Cross validation is a powerful tool for finding good settings for deep learning algorithms because you get the same quality of result every time you run it. Because of this, there are some standard practices for doing it.
Use a grid of values
There are two main types of hyperparameter tuning for neural networks, which we will discuss here. The first is optimizing the network’s architecture, or choosing how many layers there are, what type of layer each one is, and so on. This is usually referred to as architectural optimization.
The second kind of parameter tuning looks into changing the internal parameters of the individual neurons and/or layers. These internal parameters can be learning rates, momentum terms, regularization constants, and so forth.
By splitting up this process into separate modules, it becomes much easier to test different configurations quickly.
Use a random search
Recent developments in neural network architecture have led to so-called deep learning, which are networks with more than one layer of neurons. Because there is an infinite number of possible architectures you can make the network, going as far as having very thin or thick layers, different numbers of hidden layers, etc., it becomes easy to overfit the data.

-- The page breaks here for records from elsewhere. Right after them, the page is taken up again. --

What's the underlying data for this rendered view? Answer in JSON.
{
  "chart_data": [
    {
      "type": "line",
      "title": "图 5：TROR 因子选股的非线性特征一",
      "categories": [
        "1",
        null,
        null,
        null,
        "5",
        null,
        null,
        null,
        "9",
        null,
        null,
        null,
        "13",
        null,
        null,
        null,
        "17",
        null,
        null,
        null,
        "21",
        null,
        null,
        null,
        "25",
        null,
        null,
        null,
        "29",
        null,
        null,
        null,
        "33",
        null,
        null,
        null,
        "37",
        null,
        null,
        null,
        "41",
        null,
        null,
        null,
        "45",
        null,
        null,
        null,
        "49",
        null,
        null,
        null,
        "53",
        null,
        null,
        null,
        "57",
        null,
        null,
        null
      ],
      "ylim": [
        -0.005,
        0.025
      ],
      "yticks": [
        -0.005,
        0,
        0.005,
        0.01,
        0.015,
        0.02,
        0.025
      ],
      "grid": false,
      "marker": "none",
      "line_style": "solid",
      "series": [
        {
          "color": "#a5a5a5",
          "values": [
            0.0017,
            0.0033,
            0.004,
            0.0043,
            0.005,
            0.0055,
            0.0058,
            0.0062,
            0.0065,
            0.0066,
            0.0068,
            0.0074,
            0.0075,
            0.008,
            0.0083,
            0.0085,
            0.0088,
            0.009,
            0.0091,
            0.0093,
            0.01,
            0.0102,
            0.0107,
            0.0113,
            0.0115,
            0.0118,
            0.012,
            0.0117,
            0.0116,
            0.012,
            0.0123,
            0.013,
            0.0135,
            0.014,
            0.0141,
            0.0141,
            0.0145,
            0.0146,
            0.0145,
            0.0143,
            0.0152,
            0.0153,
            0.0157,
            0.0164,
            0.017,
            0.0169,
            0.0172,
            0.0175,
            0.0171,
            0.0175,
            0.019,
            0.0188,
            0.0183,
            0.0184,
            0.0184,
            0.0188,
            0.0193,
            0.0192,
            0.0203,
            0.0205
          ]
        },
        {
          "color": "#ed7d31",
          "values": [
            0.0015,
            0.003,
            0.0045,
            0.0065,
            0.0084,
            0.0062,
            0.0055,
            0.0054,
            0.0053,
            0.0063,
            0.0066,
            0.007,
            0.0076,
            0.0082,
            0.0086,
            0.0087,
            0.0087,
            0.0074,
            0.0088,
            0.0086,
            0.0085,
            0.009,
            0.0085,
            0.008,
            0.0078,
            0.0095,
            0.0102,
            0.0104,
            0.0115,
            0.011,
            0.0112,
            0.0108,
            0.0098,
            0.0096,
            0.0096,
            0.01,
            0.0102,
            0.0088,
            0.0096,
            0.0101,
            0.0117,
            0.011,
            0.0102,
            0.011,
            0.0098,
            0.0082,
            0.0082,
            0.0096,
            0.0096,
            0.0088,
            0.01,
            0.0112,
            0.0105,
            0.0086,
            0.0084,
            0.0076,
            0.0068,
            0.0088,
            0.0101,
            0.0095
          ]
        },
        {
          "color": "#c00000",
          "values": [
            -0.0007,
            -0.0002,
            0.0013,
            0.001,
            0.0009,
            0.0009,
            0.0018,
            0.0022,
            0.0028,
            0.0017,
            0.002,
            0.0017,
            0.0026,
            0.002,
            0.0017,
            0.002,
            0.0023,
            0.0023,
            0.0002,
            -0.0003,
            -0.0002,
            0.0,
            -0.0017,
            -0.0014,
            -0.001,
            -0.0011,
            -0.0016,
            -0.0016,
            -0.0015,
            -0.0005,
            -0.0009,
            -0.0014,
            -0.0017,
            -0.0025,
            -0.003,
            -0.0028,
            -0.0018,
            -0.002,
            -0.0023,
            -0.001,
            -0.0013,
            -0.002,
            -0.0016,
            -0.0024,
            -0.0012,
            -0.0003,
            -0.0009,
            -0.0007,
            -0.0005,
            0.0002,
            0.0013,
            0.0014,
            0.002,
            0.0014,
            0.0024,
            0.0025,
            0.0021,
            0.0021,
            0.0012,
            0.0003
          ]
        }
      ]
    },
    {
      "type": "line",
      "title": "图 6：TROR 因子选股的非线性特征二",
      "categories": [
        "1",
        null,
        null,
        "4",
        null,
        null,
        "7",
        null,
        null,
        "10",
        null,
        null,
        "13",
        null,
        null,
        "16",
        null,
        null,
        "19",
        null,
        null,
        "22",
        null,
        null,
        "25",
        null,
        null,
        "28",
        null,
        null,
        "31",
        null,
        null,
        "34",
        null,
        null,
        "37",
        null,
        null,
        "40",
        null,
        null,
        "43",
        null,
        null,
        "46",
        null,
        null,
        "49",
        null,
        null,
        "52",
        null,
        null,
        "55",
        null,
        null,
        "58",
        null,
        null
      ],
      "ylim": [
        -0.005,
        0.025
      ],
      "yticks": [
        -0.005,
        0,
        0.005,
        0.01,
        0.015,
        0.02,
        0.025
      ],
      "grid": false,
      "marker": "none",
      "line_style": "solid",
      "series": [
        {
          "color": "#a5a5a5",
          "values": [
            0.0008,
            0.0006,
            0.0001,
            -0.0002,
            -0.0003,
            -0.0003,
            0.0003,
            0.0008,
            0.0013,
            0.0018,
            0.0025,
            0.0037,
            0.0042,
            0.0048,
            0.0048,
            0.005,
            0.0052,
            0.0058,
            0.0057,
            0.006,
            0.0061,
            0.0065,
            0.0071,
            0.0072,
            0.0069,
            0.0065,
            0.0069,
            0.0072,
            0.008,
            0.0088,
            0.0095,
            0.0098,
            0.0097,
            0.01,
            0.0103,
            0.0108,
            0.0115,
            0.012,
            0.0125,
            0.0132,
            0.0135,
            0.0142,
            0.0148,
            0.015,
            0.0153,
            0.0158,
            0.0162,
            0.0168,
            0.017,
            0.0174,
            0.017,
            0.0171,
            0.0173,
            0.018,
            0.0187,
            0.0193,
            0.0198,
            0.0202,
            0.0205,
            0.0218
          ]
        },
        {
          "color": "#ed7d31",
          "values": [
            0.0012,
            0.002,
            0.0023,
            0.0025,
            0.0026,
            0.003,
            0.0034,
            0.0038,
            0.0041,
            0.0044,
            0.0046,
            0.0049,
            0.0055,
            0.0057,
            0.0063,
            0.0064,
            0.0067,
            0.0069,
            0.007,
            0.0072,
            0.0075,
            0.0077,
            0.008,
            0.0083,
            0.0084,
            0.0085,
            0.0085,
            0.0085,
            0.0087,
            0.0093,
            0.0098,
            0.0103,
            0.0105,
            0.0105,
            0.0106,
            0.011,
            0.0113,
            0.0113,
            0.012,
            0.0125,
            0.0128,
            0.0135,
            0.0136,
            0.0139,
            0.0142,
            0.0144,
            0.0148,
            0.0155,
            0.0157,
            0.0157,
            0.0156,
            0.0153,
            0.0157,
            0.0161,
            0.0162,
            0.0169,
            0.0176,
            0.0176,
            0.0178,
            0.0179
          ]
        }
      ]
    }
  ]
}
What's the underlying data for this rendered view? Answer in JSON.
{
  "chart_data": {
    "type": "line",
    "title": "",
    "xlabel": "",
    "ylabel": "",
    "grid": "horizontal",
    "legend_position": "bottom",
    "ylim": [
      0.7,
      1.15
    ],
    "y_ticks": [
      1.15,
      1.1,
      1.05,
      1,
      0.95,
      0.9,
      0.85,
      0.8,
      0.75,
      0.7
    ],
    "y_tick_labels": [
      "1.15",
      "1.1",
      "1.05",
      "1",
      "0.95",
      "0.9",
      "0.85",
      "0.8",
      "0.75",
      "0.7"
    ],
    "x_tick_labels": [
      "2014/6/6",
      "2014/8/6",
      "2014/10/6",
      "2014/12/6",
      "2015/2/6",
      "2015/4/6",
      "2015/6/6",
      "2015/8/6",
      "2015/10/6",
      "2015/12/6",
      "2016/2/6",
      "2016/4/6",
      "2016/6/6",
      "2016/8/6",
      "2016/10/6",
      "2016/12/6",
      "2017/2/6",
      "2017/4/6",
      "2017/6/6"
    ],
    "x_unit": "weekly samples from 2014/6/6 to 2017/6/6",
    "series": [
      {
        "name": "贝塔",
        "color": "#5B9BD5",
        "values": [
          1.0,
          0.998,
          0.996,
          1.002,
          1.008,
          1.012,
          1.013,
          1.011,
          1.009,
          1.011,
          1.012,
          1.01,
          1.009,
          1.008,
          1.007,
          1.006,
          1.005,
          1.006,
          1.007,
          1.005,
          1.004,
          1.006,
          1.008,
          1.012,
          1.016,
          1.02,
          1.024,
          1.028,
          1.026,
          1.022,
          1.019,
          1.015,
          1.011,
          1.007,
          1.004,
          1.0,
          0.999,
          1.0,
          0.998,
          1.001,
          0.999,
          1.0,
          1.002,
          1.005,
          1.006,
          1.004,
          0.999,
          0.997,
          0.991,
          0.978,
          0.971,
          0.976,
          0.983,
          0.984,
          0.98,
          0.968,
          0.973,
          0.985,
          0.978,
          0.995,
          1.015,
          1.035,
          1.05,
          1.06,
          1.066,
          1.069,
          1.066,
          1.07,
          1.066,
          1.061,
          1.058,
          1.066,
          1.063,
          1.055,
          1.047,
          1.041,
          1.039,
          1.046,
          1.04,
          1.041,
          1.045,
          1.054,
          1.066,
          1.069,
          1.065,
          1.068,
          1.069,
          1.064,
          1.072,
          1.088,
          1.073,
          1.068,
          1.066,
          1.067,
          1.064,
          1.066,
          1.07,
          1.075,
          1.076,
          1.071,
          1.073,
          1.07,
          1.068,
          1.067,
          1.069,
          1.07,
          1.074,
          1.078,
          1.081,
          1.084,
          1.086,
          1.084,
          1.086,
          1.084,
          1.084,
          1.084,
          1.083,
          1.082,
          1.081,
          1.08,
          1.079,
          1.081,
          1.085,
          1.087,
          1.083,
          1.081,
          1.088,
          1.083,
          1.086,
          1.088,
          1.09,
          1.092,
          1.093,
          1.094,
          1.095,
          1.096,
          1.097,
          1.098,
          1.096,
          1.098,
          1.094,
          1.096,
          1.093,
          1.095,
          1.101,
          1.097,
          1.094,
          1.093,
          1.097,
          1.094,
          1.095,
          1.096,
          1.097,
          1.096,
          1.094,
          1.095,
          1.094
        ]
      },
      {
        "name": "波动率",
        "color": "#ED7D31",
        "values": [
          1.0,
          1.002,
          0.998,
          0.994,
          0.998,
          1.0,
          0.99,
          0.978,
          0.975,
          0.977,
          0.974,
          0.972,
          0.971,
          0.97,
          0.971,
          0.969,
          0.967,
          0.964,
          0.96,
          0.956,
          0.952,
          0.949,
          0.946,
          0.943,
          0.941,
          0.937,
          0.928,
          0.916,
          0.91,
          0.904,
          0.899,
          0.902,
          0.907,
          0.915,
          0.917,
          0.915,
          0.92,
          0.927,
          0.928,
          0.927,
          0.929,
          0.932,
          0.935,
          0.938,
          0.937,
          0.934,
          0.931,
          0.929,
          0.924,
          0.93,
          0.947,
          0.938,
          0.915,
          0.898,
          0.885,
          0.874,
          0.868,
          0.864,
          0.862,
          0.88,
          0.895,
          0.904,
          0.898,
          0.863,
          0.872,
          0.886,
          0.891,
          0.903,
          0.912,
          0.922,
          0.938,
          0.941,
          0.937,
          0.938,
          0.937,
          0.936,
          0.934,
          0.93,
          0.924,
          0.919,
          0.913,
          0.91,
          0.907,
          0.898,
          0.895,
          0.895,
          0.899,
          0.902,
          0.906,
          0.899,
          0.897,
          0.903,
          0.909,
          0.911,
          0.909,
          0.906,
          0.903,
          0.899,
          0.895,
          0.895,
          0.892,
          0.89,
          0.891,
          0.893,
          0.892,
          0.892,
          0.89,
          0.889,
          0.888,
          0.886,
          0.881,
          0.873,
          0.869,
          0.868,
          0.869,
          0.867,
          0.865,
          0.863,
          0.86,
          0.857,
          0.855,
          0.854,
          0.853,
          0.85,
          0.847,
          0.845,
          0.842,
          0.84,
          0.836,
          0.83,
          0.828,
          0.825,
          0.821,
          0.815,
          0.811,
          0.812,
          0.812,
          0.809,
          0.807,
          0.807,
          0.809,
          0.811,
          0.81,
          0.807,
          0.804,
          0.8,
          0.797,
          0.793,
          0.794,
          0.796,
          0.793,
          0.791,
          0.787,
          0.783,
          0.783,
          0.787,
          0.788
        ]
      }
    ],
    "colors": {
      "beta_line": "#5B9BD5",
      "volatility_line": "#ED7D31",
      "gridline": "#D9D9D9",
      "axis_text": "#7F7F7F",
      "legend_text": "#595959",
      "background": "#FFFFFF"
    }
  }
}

By adding additional complexity to the model, this effect gets worse. Therefore, it is important to reduce the chance that your model will overfit by testing many different configurations of the network.
One method used to do this is called “hyperparameter optimization” (HO). With HO, you find good hyperparameters for your CNN using a randomized search where each parameter is tested several times under slightly modified conditions. This way, you get robust performance even if the original parameters were not working well.
There are various ways to apply HO to DNNs. One common approach is grid search, where all combinations of the parameters are tried out at once. Another strategy is sequential search, where only a few variables are tuned at a time until the best results are found.